Em O Tempo e o Vento, Quintana dedica o poema a Érico Veríssimo em seu aniversário de 65 anos, mas o gesto vai além da homenagem. Há aqui uma evocação do próprio tempo literário e mítico do autor de O Tempo e o Vento. A escada que para no ar, a porta que se abre para o indizível, o relógio onde a morte tricota são imagens que condensam uma poética do mistério. Tudo neste poema se equilibra entre o sonho e o símbolo. O arroio entre os dedos, os pássaros nos fios do telégrafo, o vento brincando nos cabelos, são presenças que não são metáforas de nada, são realidade encantada. Há uma linguagem que toca o sagrado sem dizer seu nome. O tempo é evocado como costura da morte. A escada, que para no ar, não leva ao céu nem ao inferno. Leva ao espanto. É a escada de Jacob que termina antes do fim. E o vento, que sopra desde o início do mundo, não é apenas uma força natural, mas quase uma entidade ancestral. É ele, o vento, que entretece os fios entre o mundo visível e o tempo mítico. O poema parece ser um elogio à permanência da poesia contra o ruído do tempo. E nesse ponto, homenagear Érico é também homenagear a literatura que, como o vento, resiste e sopra mesmo quando nada mais se move.

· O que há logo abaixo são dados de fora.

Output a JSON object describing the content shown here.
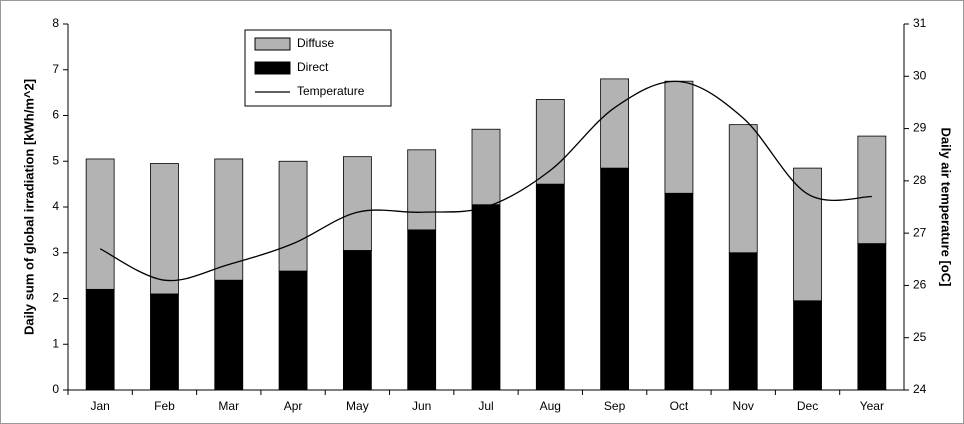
{
  "chart_data": {
    "type": "bar",
    "categories": [
      "Jan",
      "Feb",
      "Mar",
      "Apr",
      "May",
      "Jun",
      "Jul",
      "Aug",
      "Sep",
      "Oct",
      "Nov",
      "Dec",
      "Year"
    ],
    "series": [
      {
        "name": "Direct",
        "color": "#000000",
        "values": [
          2.2,
          2.1,
          2.4,
          2.6,
          3.05,
          3.5,
          4.05,
          4.5,
          4.85,
          4.3,
          3.0,
          1.95,
          3.2
        ]
      },
      {
        "name": "Diffuse",
        "color": "#b3b3b3",
        "values": [
          2.85,
          2.85,
          2.65,
          2.4,
          2.05,
          1.75,
          1.65,
          1.85,
          1.95,
          2.45,
          2.8,
          2.9,
          2.35
        ]
      },
      {
        "name": "Temperature",
        "color": "#000000",
        "axis": "y2",
        "values": [
          26.7,
          26.1,
          26.4,
          26.8,
          27.4,
          27.4,
          27.5,
          28.2,
          29.4,
          29.9,
          29.2,
          27.75,
          27.7
        ]
      }
    ],
    "ylabel": "Daily sum of global irradiation [kWh/m^2]",
    "y2label": "Daily air temperature [oC]",
    "ylim": [
      0,
      8
    ],
    "yticks": [
      0,
      1,
      2,
      3,
      4,
      5,
      6,
      7,
      8
    ],
    "y2lim": [
      24,
      31
    ],
    "y2ticks": [
      24,
      25,
      26,
      27,
      28,
      29,
      30,
      31
    ],
    "legend": [
      "Diffuse",
      "Direct",
      "Temperature"
    ]
  }
}
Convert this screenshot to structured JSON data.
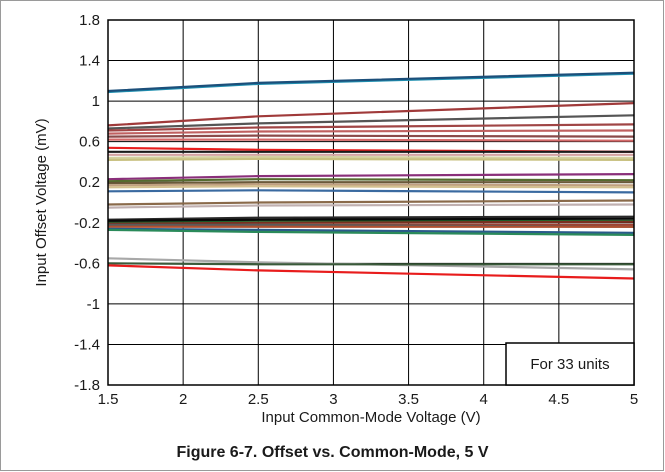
{
  "figure": {
    "caption": "Figure 6-7. Offset vs. Common-Mode, 5 V"
  },
  "chart_data": {
    "type": "line",
    "title": "",
    "xlabel": "Input Common-Mode Voltage (V)",
    "ylabel": "Input Offset Voltage (mV)",
    "xlim": [
      1.5,
      5
    ],
    "ylim": [
      -1.8,
      1.8
    ],
    "x_ticks": [
      1.5,
      2,
      2.5,
      3,
      3.5,
      4,
      4.5,
      5
    ],
    "x_tick_labels": [
      "1.5",
      "2",
      "2.5",
      "3",
      "3.5",
      "4",
      "4.5",
      "5"
    ],
    "y_ticks": [
      1.8,
      1.4,
      1,
      0.6,
      0.2,
      -0.2,
      -0.6,
      -1,
      -1.4,
      -1.8
    ],
    "y_tick_labels": [
      "1.8",
      "1.4",
      "1",
      "0.6",
      "0.2",
      "-0.2",
      "-0.6",
      "-1",
      "-1.4",
      "-1.8"
    ],
    "grid": true,
    "legend": "none",
    "annotation": {
      "text": "For 33 units",
      "placement": "bottom-right"
    },
    "x": [
      1.5,
      2.5,
      5
    ],
    "series": [
      {
        "color": "#1f8fb0",
        "values": [
          1.09,
          1.17,
          1.27
        ]
      },
      {
        "color": "#1c4f7a",
        "values": [
          1.1,
          1.18,
          1.28
        ]
      },
      {
        "color": "#a03a3a",
        "values": [
          0.76,
          0.85,
          0.98
        ]
      },
      {
        "color": "#555555",
        "values": [
          0.73,
          0.78,
          0.86
        ]
      },
      {
        "color": "#a04545",
        "values": [
          0.71,
          0.74,
          0.77
        ]
      },
      {
        "color": "#c06060",
        "values": [
          0.68,
          0.7,
          0.71
        ]
      },
      {
        "color": "#8b4a4a",
        "values": [
          0.65,
          0.66,
          0.65
        ]
      },
      {
        "color": "#d46a6a",
        "values": [
          0.62,
          0.62,
          0.61
        ]
      },
      {
        "color": "#e81c1c",
        "values": [
          0.54,
          0.52,
          0.5
        ]
      },
      {
        "color": "#1a1a1a",
        "values": [
          0.5,
          0.5,
          0.5
        ]
      },
      {
        "color": "#d4a3a3",
        "values": [
          0.47,
          0.47,
          0.47
        ]
      },
      {
        "color": "#d4d0a0",
        "values": [
          0.44,
          0.45,
          0.44
        ]
      },
      {
        "color": "#c8c080",
        "values": [
          0.42,
          0.43,
          0.42
        ]
      },
      {
        "color": "#8a2f7a",
        "values": [
          0.23,
          0.26,
          0.28
        ]
      },
      {
        "color": "#556b2f",
        "values": [
          0.21,
          0.23,
          0.22
        ]
      },
      {
        "color": "#6b5a3a",
        "values": [
          0.19,
          0.2,
          0.2
        ]
      },
      {
        "color": "#c0a080",
        "values": [
          0.17,
          0.18,
          0.17
        ]
      },
      {
        "color": "#d4c090",
        "values": [
          0.15,
          0.16,
          0.15
        ]
      },
      {
        "color": "#3a6aa0",
        "values": [
          0.11,
          0.12,
          0.1
        ]
      },
      {
        "color": "#8a6a4a",
        "values": [
          -0.02,
          0.0,
          0.02
        ]
      },
      {
        "color": "#c0b0b0",
        "values": [
          -0.05,
          -0.03,
          -0.02
        ]
      },
      {
        "color": "#2a2a2a",
        "values": [
          -0.17,
          -0.15,
          -0.14
        ]
      },
      {
        "color": "#1f6b2f",
        "values": [
          -0.19,
          -0.18,
          -0.18
        ]
      },
      {
        "color": "#0a0a0a",
        "values": [
          -0.18,
          -0.17,
          -0.16
        ]
      },
      {
        "color": "#7a3020",
        "values": [
          -0.21,
          -0.2,
          -0.19
        ]
      },
      {
        "color": "#a04030",
        "values": [
          -0.23,
          -0.22,
          -0.22
        ]
      },
      {
        "color": "#5a5a5a",
        "values": [
          -0.22,
          -0.22,
          -0.24
        ]
      },
      {
        "color": "#b05030",
        "values": [
          -0.24,
          -0.24,
          -0.24
        ]
      },
      {
        "color": "#2a5a8a",
        "values": [
          -0.26,
          -0.27,
          -0.3
        ]
      },
      {
        "color": "#2a8a5a",
        "values": [
          -0.27,
          -0.29,
          -0.32
        ]
      },
      {
        "color": "#a8a8a8",
        "values": [
          -0.55,
          -0.59,
          -0.66
        ]
      },
      {
        "color": "#3a5a3a",
        "values": [
          -0.6,
          -0.61,
          -0.61
        ]
      },
      {
        "color": "#e81c1c",
        "values": [
          -0.62,
          -0.67,
          -0.75
        ]
      }
    ]
  }
}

Esconderijos do Tempo, por sua vez, nos traz A Canção do Mar. E aqui, a melodia é outra, embora o fundo seja o mesmo. O mar não embala para adormecer. O mar é berço dos que já não voltam. As ondas não cantam, elas gemem. E o vento, que sopra como voz, é feito de mortos. O poema canta os afogados. Canta os que falam por outras bocas. Os que virão vestidos de algas, com olhos verdes como a amargura das ondas. Há algo de lírico e sinistro ao mesmo tempo. É uma canção de ninar invertida. A mãe embala, mas o que embala é o lamento. E o que virá não é repouso, é a vinda dos que já partiram. A filhinha é chamada ao sono, mas os sons que a cercam são espectrais. São vento, são nada. Ou seja, são tudo. Porque na linguagem de Quintana, o nada tem espessura, tem música. A ausência é uma forma de presença.

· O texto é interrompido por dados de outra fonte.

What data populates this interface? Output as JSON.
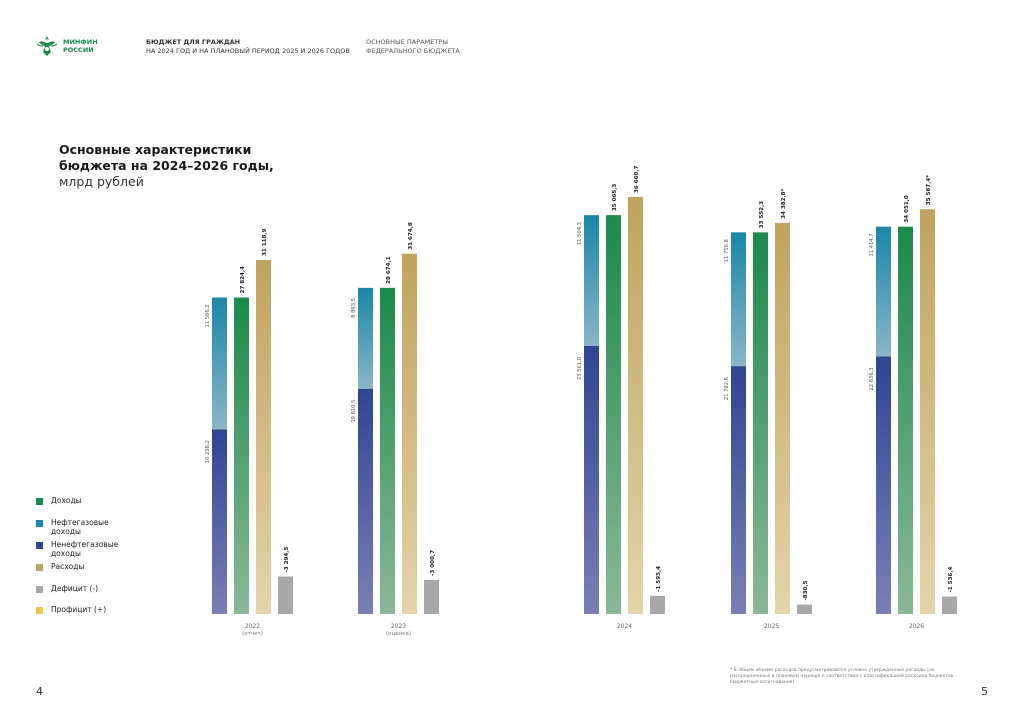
{
  "header": {
    "brand_line1": "МИНФИН",
    "brand_line2": "РОССИИ",
    "title_line1": "БЮДЖЕТ ДЛЯ ГРАЖДАН",
    "title_line2": "НА 2024 ГОД И НА ПЛАНОВЫЙ ПЕРИОД 2025 И 2026 ГОДОВ",
    "section_line1": "ОСНОВНЫЕ ПАРАМЕТРЫ",
    "section_line2": "ФЕДЕРАЛЬНОГО БЮДЖЕТА"
  },
  "title_line1": "Основные характеристики",
  "title_line2": "бюджета на 2024–2026 годы,",
  "unit": "млрд рублей",
  "legend": [
    {
      "label": "Доходы",
      "color": "#1b8a4a"
    },
    {
      "label": "Нефтегазовые доходы",
      "color": "#1a86a8"
    },
    {
      "label": "Ненефтегазовые доходы",
      "color": "#2e4592"
    },
    {
      "label": "Расходы",
      "color": "#c0a35e"
    },
    {
      "label": "Дефицит (-)",
      "color": "#a8a8ab"
    },
    {
      "label": "Профицит (+)",
      "color": "#f2c74b"
    }
  ],
  "footnote": "* В общем объеме расходов предусматриваются условно утвержденные расходы (не распределенные в плановом периоде в соответствии с классификацией расходов бюджетов бюджетные ассигнования)",
  "page_left": "4",
  "page_right": "5",
  "chart_data": {
    "type": "bar",
    "categories": [
      "2022",
      "2023",
      "2024",
      "2025",
      "2026"
    ],
    "category_notes": [
      "(отчет)",
      "(оценка)",
      "",
      "",
      ""
    ],
    "ylim": [
      0,
      36660.7
    ],
    "series": [
      {
        "name": "Нефтегазовые доходы",
        "values": [
          11586.2,
          8863.5,
          11504.3,
          11759.8,
          11414.7
        ],
        "labels": [
          "11 586,2",
          "8 863,5",
          "11 504,3",
          "11 759,8",
          "11 414,7"
        ]
      },
      {
        "name": "Ненефтегазовые доходы",
        "values": [
          16238.2,
          19810.5,
          23561.0,
          21792.6,
          22636.3
        ],
        "labels": [
          "16 238,2",
          "19 810,5",
          "23 561,0",
          "21 792,6",
          "22 636,3"
        ]
      },
      {
        "name": "Доходы",
        "values": [
          27824.4,
          28674.1,
          35065.3,
          33552.3,
          34051.0
        ],
        "labels": [
          "27 824,4",
          "28 674,1",
          "35 065,3",
          "33 552,3",
          "34 051,0"
        ]
      },
      {
        "name": "Расходы",
        "values": [
          31118.9,
          31674.8,
          36660.7,
          34382.8,
          35587.4
        ],
        "labels": [
          "31 118,9",
          "31 674,8",
          "36 660,7",
          "34 382,8*",
          "35 587,4*"
        ]
      },
      {
        "name": "Дефицит (-)",
        "values": [
          -3294.5,
          -3000.7,
          -1595.4,
          -830.5,
          -1536.4
        ],
        "labels": [
          "-3 294,5",
          "-3 000,7",
          "-1 595,4",
          "-830,5",
          "-1 536,4"
        ]
      }
    ]
  }
}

Os dois poemas, portanto, conversam em silêncio. Um fala do tempo que brinca nos cabelos como se fosse eterno. O outro canta o mar que guarda as vozes dos que se foram. Um poema sopra leve, o outro sopra grave. Mas ambos se cruzam nesse território onde a poesia é um esconderijo contra o tempo e uma escada que leva para cima e desaparece no meio do ar. Mário Quintana sabe que o mundo visível é apenas a superfície. A escada, o mar, o vento, as palavras, tudo é pretexto para entrar em contato com aquilo que não se diz. Por isso seus poemas não oferecem moral nem ensinamento. Eles abrem portas. E algumas dessas portas não dão para lugar algum. Ou melhor, dão para dentro da própria poesia.

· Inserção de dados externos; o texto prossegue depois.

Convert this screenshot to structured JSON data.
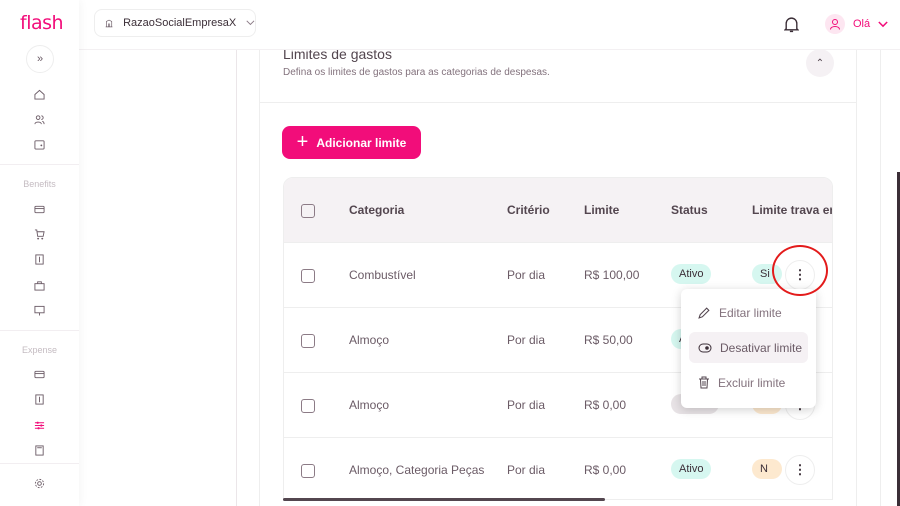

Entre Apontamentos de História Sobrenatural e Esconderijos do Tempo, Quintana mapeia um mundo onde o tempo tricota em silêncio e o mar canta em vozes apagadas. É nesse mundo que seguimos, escutando. Ouvindo o vento. Sabendo que um dia também seremos voz, alga, palavra, ou talvez apenas brisa. E que mesmo assim, ou talvez por isso mesmo, continuaremos sendo poesia.